Sausagenbacon · 04/11/2022 14:57

You sound very undecated tbh about travelling and the benefits.
I don't think so. I've travelled all over the world, and loved it. Sometimes we went abroad with our children. But I don't believe there was any special benefit to them going abroad. It just happened to be where we wanted to go.
But hey, that's me. I'm sure everybody else's children are ingesting local culture at a miraculous rate. Not.

Soreztee · 04/11/2022 17:29

I can see the benefits of going abroad however I’m always confused when people say it is cheaper than a UK holiday. Yes, there are expensive options but I’ve never paid more than £900 for a week in a cottage sleeping 4 in August.

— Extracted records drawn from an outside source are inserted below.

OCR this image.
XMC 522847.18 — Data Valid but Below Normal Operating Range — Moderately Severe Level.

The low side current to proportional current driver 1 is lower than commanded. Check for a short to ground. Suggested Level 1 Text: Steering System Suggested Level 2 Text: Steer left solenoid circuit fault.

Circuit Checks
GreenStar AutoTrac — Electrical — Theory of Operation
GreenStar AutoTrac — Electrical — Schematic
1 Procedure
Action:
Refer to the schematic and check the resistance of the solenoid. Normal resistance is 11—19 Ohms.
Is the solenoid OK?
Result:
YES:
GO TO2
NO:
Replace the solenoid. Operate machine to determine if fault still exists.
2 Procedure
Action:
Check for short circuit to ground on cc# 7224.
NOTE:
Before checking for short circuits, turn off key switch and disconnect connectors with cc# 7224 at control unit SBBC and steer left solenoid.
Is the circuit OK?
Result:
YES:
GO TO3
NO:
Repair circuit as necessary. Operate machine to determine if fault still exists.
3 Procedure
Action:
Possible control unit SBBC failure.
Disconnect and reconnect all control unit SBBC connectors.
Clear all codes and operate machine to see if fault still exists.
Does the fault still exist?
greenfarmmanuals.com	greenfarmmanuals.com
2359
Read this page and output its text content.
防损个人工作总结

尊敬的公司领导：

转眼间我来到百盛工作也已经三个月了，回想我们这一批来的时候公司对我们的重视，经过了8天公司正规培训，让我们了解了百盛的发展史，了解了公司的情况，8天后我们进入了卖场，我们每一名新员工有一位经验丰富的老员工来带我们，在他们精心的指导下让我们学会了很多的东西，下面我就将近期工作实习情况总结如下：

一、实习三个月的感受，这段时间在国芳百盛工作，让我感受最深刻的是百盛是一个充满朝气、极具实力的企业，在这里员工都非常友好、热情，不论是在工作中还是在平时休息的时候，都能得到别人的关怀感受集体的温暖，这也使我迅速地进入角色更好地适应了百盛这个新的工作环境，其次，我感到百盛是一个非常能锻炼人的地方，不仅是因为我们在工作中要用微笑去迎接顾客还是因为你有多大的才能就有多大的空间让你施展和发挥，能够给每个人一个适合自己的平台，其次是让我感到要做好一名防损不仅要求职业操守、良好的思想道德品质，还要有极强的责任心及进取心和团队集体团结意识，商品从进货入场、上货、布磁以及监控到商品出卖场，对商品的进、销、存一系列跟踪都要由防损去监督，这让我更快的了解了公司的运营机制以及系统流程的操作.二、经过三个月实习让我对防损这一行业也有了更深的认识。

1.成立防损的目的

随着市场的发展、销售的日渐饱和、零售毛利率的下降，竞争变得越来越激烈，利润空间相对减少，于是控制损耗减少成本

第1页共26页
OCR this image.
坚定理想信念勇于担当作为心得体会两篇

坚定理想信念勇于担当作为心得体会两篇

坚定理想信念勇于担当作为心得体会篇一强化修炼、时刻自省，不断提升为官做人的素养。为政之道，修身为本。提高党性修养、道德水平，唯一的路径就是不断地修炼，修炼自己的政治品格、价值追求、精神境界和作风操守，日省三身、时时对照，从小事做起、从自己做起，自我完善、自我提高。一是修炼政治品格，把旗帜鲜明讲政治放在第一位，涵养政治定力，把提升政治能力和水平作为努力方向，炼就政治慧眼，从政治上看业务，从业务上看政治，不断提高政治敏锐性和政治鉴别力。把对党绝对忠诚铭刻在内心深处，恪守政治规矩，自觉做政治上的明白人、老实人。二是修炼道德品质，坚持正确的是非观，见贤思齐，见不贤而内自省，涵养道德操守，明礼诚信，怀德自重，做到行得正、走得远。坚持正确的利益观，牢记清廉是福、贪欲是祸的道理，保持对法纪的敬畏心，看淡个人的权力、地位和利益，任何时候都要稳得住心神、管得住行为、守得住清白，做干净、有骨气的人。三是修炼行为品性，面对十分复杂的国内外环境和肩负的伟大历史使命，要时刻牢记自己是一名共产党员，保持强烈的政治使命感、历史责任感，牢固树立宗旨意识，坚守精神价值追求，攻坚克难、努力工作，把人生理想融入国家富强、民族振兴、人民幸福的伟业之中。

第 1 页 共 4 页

This year I had £150 of groceries delivered to the door then spent another £250 on activities and £60 on petrol. I’m pretty sure I’d not get a week abroad for 3 coming in at under £1,400 (total)? Yes, I know even that is unaffordable for many but more than a trip abroad, even a trip outside term time?

ldontWanna · 04/11/2022 17:35

Soreztee · 04/11/2022 17:29

I can see the benefits of going abroad however I’m always confused when people say it is cheaper than a UK holiday. Yes, there are expensive options but I’ve never paid more than £900 for a week in a cottage sleeping 4 in August. This year I had £150 of groceries delivered to the door then spent another £250 on activities and £60 on petrol. I’m pretty sure I’d not get a week abroad for 3 coming in at under £1,400 (total)? Yes, I know even that is unaffordable for many but more than a trip abroad, even a trip outside term time?

We went to Turkey in may AI , 3 of us for £870. It can be done, and you definitely get good weather. This summer was unusually hot and dry for UK.

Rosenotred · 04/11/2022 17:42

Sausagenbacon · 04/11/2022 14:57

You sound very undecated tbh about travelling and the benefits.
I don't think so. I've travelled all over the world, and loved it. Sometimes we went abroad with our children. But I don't believe there was any special benefit to them going abroad. It just happened to be where we wanted to go.
But hey, that's me. I'm sure everybody else's children are ingesting local culture at a miraculous rate. Not.

What are you talking about now? I've explained it's apart of my child's heritage how can you be so ignorant and engage on a forum. FFS it's embarrassing 😳 just don't even bother replying I can see its falling upon deaf ears. Also it's the cost factor and the piss poor weather in UK.